We komen als onbeschreven blad de wereld in, vanuit het niets in het leven geworpen de buitenwereld in. Zintuiglijkheid overheerst, veel-kantig gericht op onze omgeving want we zijn nog nauwelijks ‘ingevuld’; wel zijn we meteen al drukdoende met het verzamelen van indrukken, het inschatten van reacties en geluiden, het lezen van gebaren en gezichten; continue op zoek naar Interactie uit lijfsbehoud, want we zijn extreem kwetsbaar als baby overgeleverd aan de zorgzaamheid van de buitenwereld meestal in de vorm van liefdevolle ouders.
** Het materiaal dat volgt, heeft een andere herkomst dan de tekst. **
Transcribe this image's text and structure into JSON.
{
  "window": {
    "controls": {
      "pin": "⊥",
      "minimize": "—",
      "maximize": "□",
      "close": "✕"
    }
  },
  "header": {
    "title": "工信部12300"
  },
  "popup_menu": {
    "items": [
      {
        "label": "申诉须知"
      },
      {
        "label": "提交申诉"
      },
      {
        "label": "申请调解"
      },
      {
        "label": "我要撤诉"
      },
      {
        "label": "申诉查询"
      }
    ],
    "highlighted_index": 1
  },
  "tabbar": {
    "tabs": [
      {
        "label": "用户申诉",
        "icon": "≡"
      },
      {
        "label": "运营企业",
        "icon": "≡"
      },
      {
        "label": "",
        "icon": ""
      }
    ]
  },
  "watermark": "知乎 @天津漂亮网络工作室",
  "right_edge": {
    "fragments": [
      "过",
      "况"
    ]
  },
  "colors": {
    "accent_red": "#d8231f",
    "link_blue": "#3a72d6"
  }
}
Vanaf dag een zijn we onmiskenbaar, weliswaar nog in rudimentaire wording, al een heel eigen persoonlijkheid met een unieke genetische bouwtekening – een soort werkbriefje – als startpunt. Zo is de zintuiglijke antenne bij iedereen net even iets anders afgesteld en afgestemd. Hoe de afstemming met de wereld in de praktijk zich verder ontwikkelt hangt af van onze ervaringen, sensitiviteit en karakter.
De wereld om ons heen delen we met anderen maar blijft altijd ook een persoonlijke beleving. Toch weten we elkaar te vinden in die gedeelde, gemeenschappelijke wereld waarin we opereren en proberen we elkaar te verstaan via voortdurende communicatie dankzij taal, sociale, culturele afspraken en gedrag. We lezen elkaar, zoeken naar de gebruiksaanwijzing bij de ander en passen de onze met elke ervaring telkens weer een beetje aan.
Leven is bewegen in tijd en ruimte of je dat nu wel of niet wilt, je beweegt of wordt bewogen; niet alleen door de interactie in het ‘echte’, dagelijkse leven in de omgang met andere mensen maar ook in onze culturele, meer spirituele invulling van het leven via muziek die we maken, spelen of beluisteren, via de literatuur de we lezen en herlezen, en via het gesprek en het avontuur van het spel van de taal.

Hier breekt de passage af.